Fenris was quiet for a long moment, breathing with her, the wandering of his fingers slowing. 'The night before we were taken, I woke in the middle of the night. I had dreamed of the Fog Warriors, only instead of running... I stayed. I returned. I was on the ship; I could smell the seaweed on the air and the blood still on my hands. I could feel the chains, chafing,' he said quietly, leaving her stomach to briefly run his fingers over his opposite wrist, finding only the softness of Hawke's token. 'It took me several hours to convince myself I was awake - truly awake, and not trapped in some demon's game. Not every night was like that, by then. After nine years freedom usually felt more real, but there will always be the bad nights.'

Hawke tried to imagine that. To imagine being nine years down the line, and still plagued by nights like tonight. Nearly a decade of bad dreams and night terrors, with no definite end in sight. Reliving that, over and over, until she woke up or Fenris shook her awake.

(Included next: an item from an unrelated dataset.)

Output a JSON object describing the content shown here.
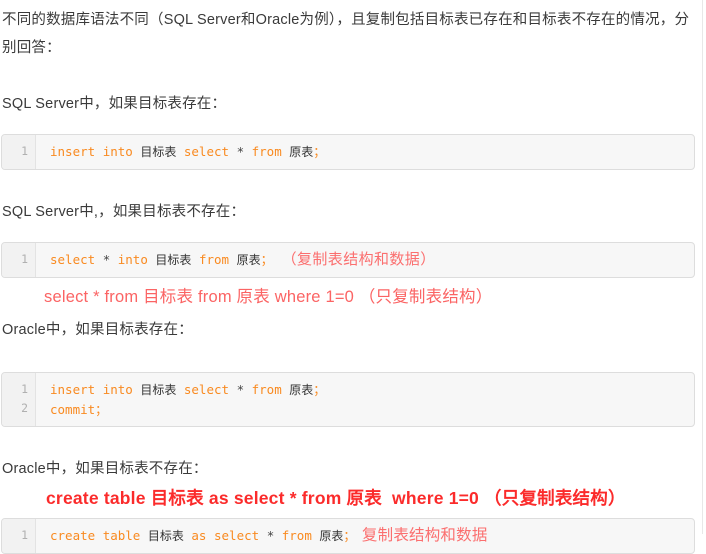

'How do you stand it?' she asked softly, fingers curling up into loose fists on his chest. He shifted his free hand to hold one of them, to smooth her fingers out and interlace them with his own. 'How do you stand knowing how long it will take to get anywhere near normal again, to even start to recover?'

His fingers were slim but strong, steady where hers shook. His heartbeat was slow, calm beneath her ear.

'I stand it because to do anything else would be to let them win,' he said. 'I survived that viper's pit twice. I won't let anything they did drive me to do what they failed at. And neither will you.' His grip on her hand and waist tightened - and his hands shook then, if only with the pressure, if only for a second. 'You survived, Hawke. And you will continue to do so. You are stronger them.'

She tilted her head further against his chest, her wet lashes delivering a warm droplet to his skin - too small to even run down towards his sternum. She sniffed and took a tremulous breath. 'I know. I promise. I'm just scared that I'll never feel real or normal again.'

The muscles beneath her cheek shifted as Fenris gathered her up, holding her tighter and high enough against himself that he could bow his head and press a gentle kiss to the crown of her head. 'You will recover,' he whispered against her hair, a fervent promise. She felt his lips curve into a smile. 'Though I fear normal may be beyond the reach of the woman who killed a high dragon.'

That drew a sputtering laugh out of her, and she finally twisted so she could look up at him, some of the fear evaporating as effectively as seeing daylight. He still wore that little half-grin of his as he gently tucked her hair behind her ear and ran a thumb beneath her eye, dragging the skin dry.

He was so close, so relaxed. It was easy, in that moment, to lean up and kiss his smile. He fell into it, his only surprise a sharp breath in through his nose. His hand was already in her hair, moving to the back of her neck. They parted softly. Hawke bit her bottom lip - not regretting, never that, but... thinking. She could see the same hesitancy in his eyes, even as his thumb brushed against her lip to free it. It would be so simple for him to tilt her head towards him again, to taste her again and not stop.

But this wasn't the right time. They were both vulnerable and open from the wine that evening and the shock of her waking. Neither would forgive themselves if they allowed each other to get carried away now, only to regret it later.

Fenris was the one to break their stall. He sighed, fingers lying along her jaw as he pressed up to kiss her forehead. She closed her eyes, smiling, warmth bubbling up in her chest at the simple gesture.

'Try and get some sleep, Hawke. I'll be here in the morning.'

She smiled, reclaiming his chest as her pillow. 'I know.' Something else lingered on her tongue, demanding to be said. Something warm and delicate and giddy that made her heart hammer through the fear. His chest rose and fell in a deep, comfortable sigh.

She tucked it away. Now wasn't the time and besides, he'd be there in the morning. He'd be there every morning to come.